Abstract:Self-play has enabled large language models to autonomously improve through self-generated challenges. However, existing self-play methods for vision-language models rely on passive interaction with static image collections, resulting in strong dependence on initial datasets and inefficient learning. Without the ability to actively seek visual data tailored to their evolving capabilities, agents waste computational effort on samples that are either trivial or beyond their current skill level.
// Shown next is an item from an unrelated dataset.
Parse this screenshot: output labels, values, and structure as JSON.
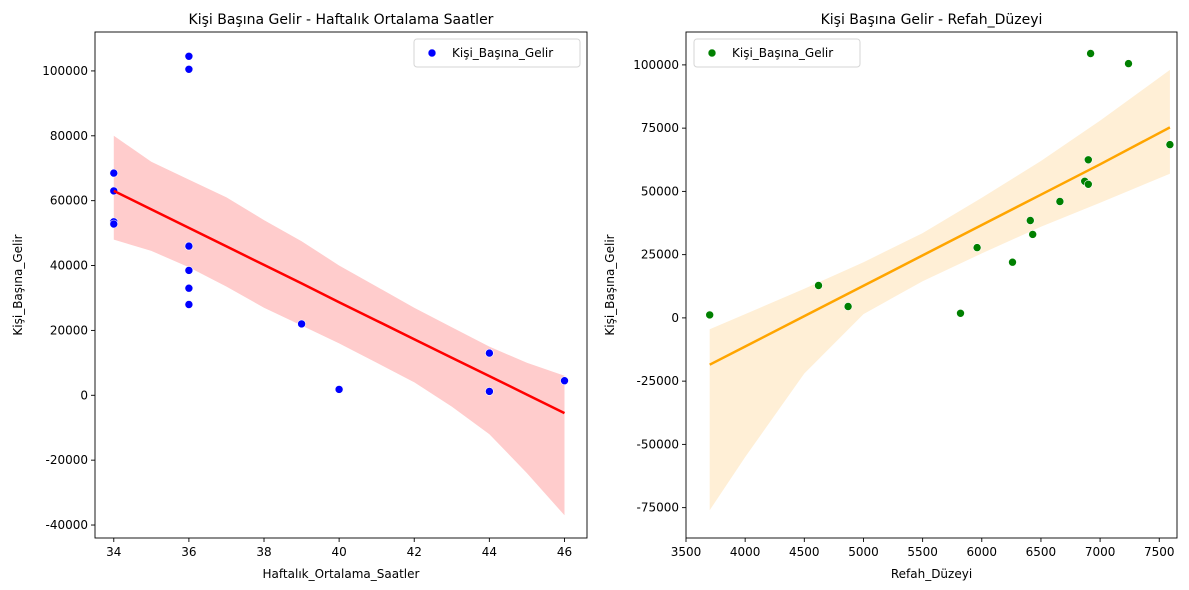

To address these limitations, we propose Active-Zero, a framework that shifts from passive interaction to active exploration of visual environments. Active-Zero employs three co-evolving agents: a Searcher that retrieves images from open-world repositories based on the model's capability frontier, a Questioner that synthesizes calibrated reasoning tasks, and a Solver refined through accuracy rewards. This closed loop enables self-scaffolding auto-curricula where the model autonomously constructs its learning trajectory. On Qwen2.5-VL-7B-Instruct across 12 benchmarks, Active-Zero achieves 53.97 average accuracy on reasoning tasks (5.7% improvement) and 59.77 on general understanding (3.9% improvement), consistently outperforming existing self-play baselines. These results highlight active exploration as a key ingredient for scalable and adaptive self-evolving vision-language systems.